O fato é que eu penso que a formação de um psicoterapeuta vai muito além do que a formação dos psicólogos, nos moldes ocidentais modernos, possibilita. A começar, por exemplo, pelo fato de que a graduação em psicologia não exige que o aluno esteja em processo psicoterápico, pelo menos não no Brasil. Como pode alguém lidar com outra subjetividade humana sem lidar com a sua própria? Para mim, não é possível. Mas segundo a lei brasileira hoje em vigor, sim, um psicólogo pode sair da faculdade, sem nunca ter feito terapia, e abrir seu consultório para começar a ser psicoterapeuta de alguém.
“Conheça-te a ti mesmo e conhecerás todo o Universo e os deuses, porque se o que procuras não achares primeiro dentro de ti mesmo, não acharás em lugar algum” é a frase escrita no Templo de Delfos na Grécia antiga, em homenagem ao Deus Apolo, e que inspirou Sócrates, Platão, Michel Foucault e tantos outros na busca pela verdade da vida.
Jung tem uma frase linda que diz “Conheça todas as teorias, domine todas as técnicas, mas ao tocar uma alma humana, seja apenas outra alma humana”.
“Para exercer este trabalho não se requeria necessariamente que fosse médico, nem psicólogo com formação universitária, pois o conhecimento de si se adquire em primeiro lugar na experiência da vida, confrontando-se com a própria dialética interior de cada um e na relação com os outros. Normalmente um analista experimentado é aquele que adquiriu uma verdadeira ciência da alma através da relação com seu próprio mundo interior. É lá que ele conhece na vida e na verdade o que é alma.” Leon Bonaventure, prólogo do livro Psiquiatria Junguiana de Heinrich Karl Fierz
Para mim, a psicoterapia tem como objetivo o autoconhecimento. É ampliando a consciência sobre quem sou, o que me constitui, minhas crenças, ações, comportamentos e atitudes que vou me libertando de máscaras sociais e me aproximando do meu ser mais verdadeiro e legítimo, a minha alma. E para mim, reconhecer e revelar o Self, o si-mesmo que somos, é o maior objetivo da vida.
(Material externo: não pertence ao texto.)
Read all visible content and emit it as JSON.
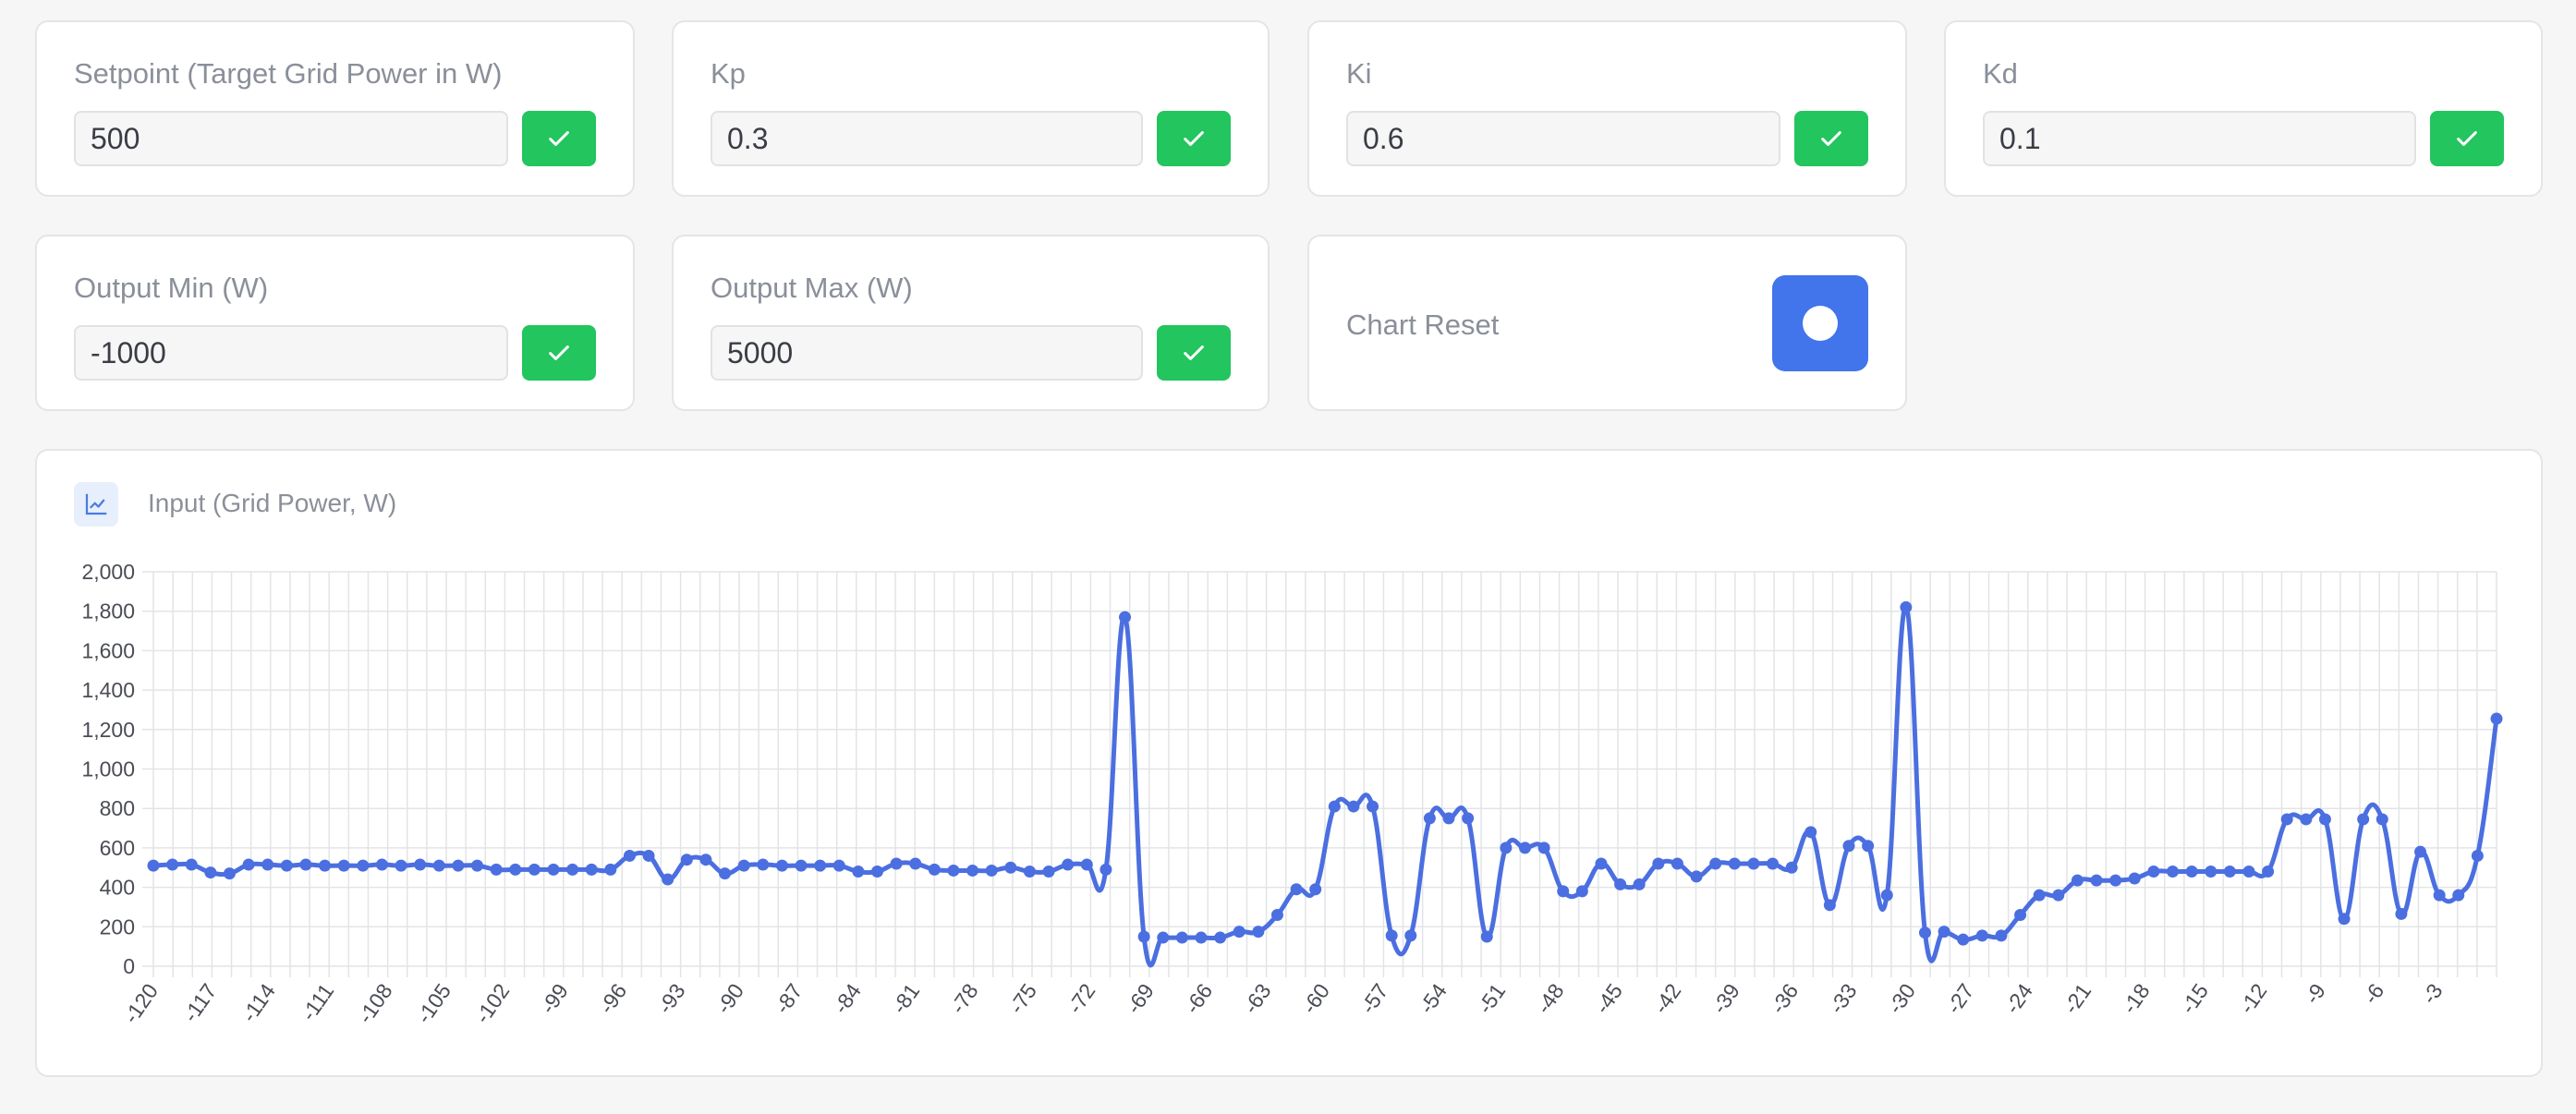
{
  "settings": {
    "setpoint": {
      "label": "Setpoint (Target Grid Power in W)",
      "value": "500"
    },
    "kp": {
      "label": "Kp",
      "value": "0.3"
    },
    "ki": {
      "label": "Ki",
      "value": "0.6"
    },
    "kd": {
      "label": "Kd",
      "value": "0.1"
    },
    "output_min": {
      "label": "Output Min (W)",
      "value": "-1000"
    },
    "output_max": {
      "label": "Output Max (W)",
      "value": "5000"
    }
  },
  "chart_reset": {
    "label": "Chart Reset"
  },
  "icons": {
    "apply": "check-icon",
    "reset": "record-icon",
    "chart": "line-chart-icon"
  },
  "colors": {
    "apply_button": "#22c55e",
    "reset_button": "#4274eb",
    "series_line": "#4b6fe0"
  },
  "chart_data": {
    "type": "line",
    "title": "Input (Grid Power, W)",
    "xlabel": "",
    "ylabel": "",
    "x_start": -120,
    "x_end": 0,
    "x_tick_labels": [
      "-120",
      "-117",
      "-114",
      "-111",
      "-108",
      "-105",
      "-102",
      "-99",
      "-96",
      "-93",
      "-90",
      "-87",
      "-84",
      "-81",
      "-78",
      "-75",
      "-72",
      "-69",
      "-66",
      "-63",
      "-60",
      "-57",
      "-54",
      "-51",
      "-48",
      "-45",
      "-42",
      "-39",
      "-36",
      "-33",
      "-30",
      "-27",
      "-24",
      "-21",
      "-18",
      "-15",
      "-12",
      "-9",
      "-6",
      "-3"
    ],
    "y_tick_labels": [
      "0",
      "200",
      "400",
      "600",
      "800",
      "1,000",
      "1,200",
      "1,400",
      "1,600",
      "1,800",
      "2,000"
    ],
    "ylim": [
      0,
      2000
    ],
    "grid": true,
    "series": [
      {
        "values": [
          510,
          515,
          515,
          475,
          470,
          515,
          515,
          510,
          515,
          510,
          510,
          510,
          515,
          510,
          515,
          510,
          510,
          510,
          490,
          490,
          490,
          490,
          490,
          490,
          490,
          560,
          560,
          440,
          540,
          540,
          470,
          510,
          515,
          510,
          510,
          510,
          510,
          480,
          480,
          520,
          520,
          490,
          485,
          485,
          485,
          500,
          480,
          480,
          515,
          515,
          490,
          1770,
          150,
          145,
          145,
          145,
          145,
          175,
          175,
          260,
          390,
          390,
          810,
          810,
          810,
          155,
          155,
          750,
          750,
          750,
          150,
          600,
          600,
          600,
          380,
          380,
          520,
          415,
          415,
          520,
          520,
          455,
          520,
          520,
          520,
          520,
          500,
          680,
          310,
          610,
          610,
          360,
          1820,
          170,
          175,
          135,
          155,
          155,
          260,
          360,
          360,
          435,
          435,
          435,
          445,
          480,
          480,
          480,
          480,
          480,
          480,
          480,
          745,
          745,
          745,
          240,
          745,
          745,
          265,
          580,
          360,
          360,
          560,
          1255
        ]
      }
    ]
  }
}
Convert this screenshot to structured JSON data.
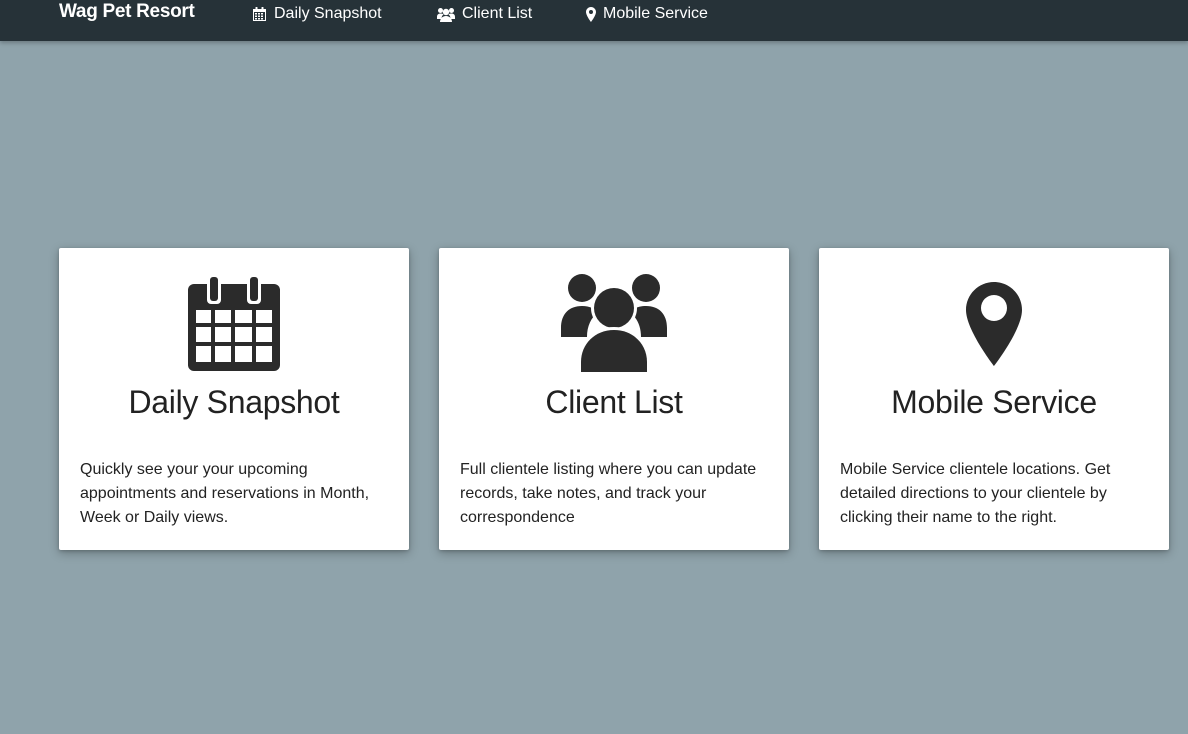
{
  "navbar": {
    "brand": "Wag Pet Resort",
    "links": [
      {
        "label": "Daily Snapshot",
        "icon": "calendar-icon"
      },
      {
        "label": "Client List",
        "icon": "users-icon"
      },
      {
        "label": "Mobile Service",
        "icon": "map-marker-icon"
      }
    ]
  },
  "cards": [
    {
      "title": "Daily Snapshot",
      "icon": "calendar-icon",
      "description": "Quickly see your your upcoming appointments and reservations in Month, Week or Daily views."
    },
    {
      "title": "Client List",
      "icon": "users-icon",
      "description": "Full clientele listing where you can update records, take notes, and track your correspondence"
    },
    {
      "title": "Mobile Service",
      "icon": "map-marker-icon",
      "description": "Mobile Service clientele locations. Get detailed directions to your clientele by clicking their name to the right."
    }
  ],
  "colors": {
    "navbar_bg": "#263238",
    "page_bg": "#8fa3ab",
    "card_bg": "#ffffff",
    "icon_color": "#2b2b2b"
  }
}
Quando alguém vem ao meu consultório pela primeira vez costumo explicar com bastante cuidado quais são as bases teóricas do meu trabalho – no caso Jung principalmente – e o que isso significa no meu entendimento do que seja a vida e portanto, no meu olhar sobre aquele ser que está na minha frente, suas questões, medos, angústias… E conto também quem sou eu, minha história… E isso nos dá a base, os princípios que vão nortear o trabalho conjunto ao longo daquele processo terapêutico.
Claro que meus anos na faculdade de psicologia da PUC/SP não foram em vão. Claro que me ajudaram a construir meu repertório de trabalho. Assim como contribuíram também as formações como especialista em Psicologia Junguiana pelo IJEP, como Terapeuta Floral pelo Instituto Bach da Inglaterra, e outras tantas formações que tenho no currículo.
Mas tenho certeza que são os 30 anos como cliente de psicoterapia, além de toda minha busca por autoconhecimento ao longo da vida e as práticas corporais que me ajudam a ampliar a consciência, como meditação e yoga entre tantas outras, que de fato me permitem hoje me reconhecer e trabalhar como psicoterapeuta.
Enfim, isso é um pouco do que penso sobre essa questão!
Olá Elton! Que bom que fez tanto sentido para você como faz para mim! 🙂
Obrigada!
Incrível essa tal sincronicidade… eu estava procurando algo sobre psicoterapia e encontrei esse texto, que vai diretamente ao encontro do meu momento. Parabéns!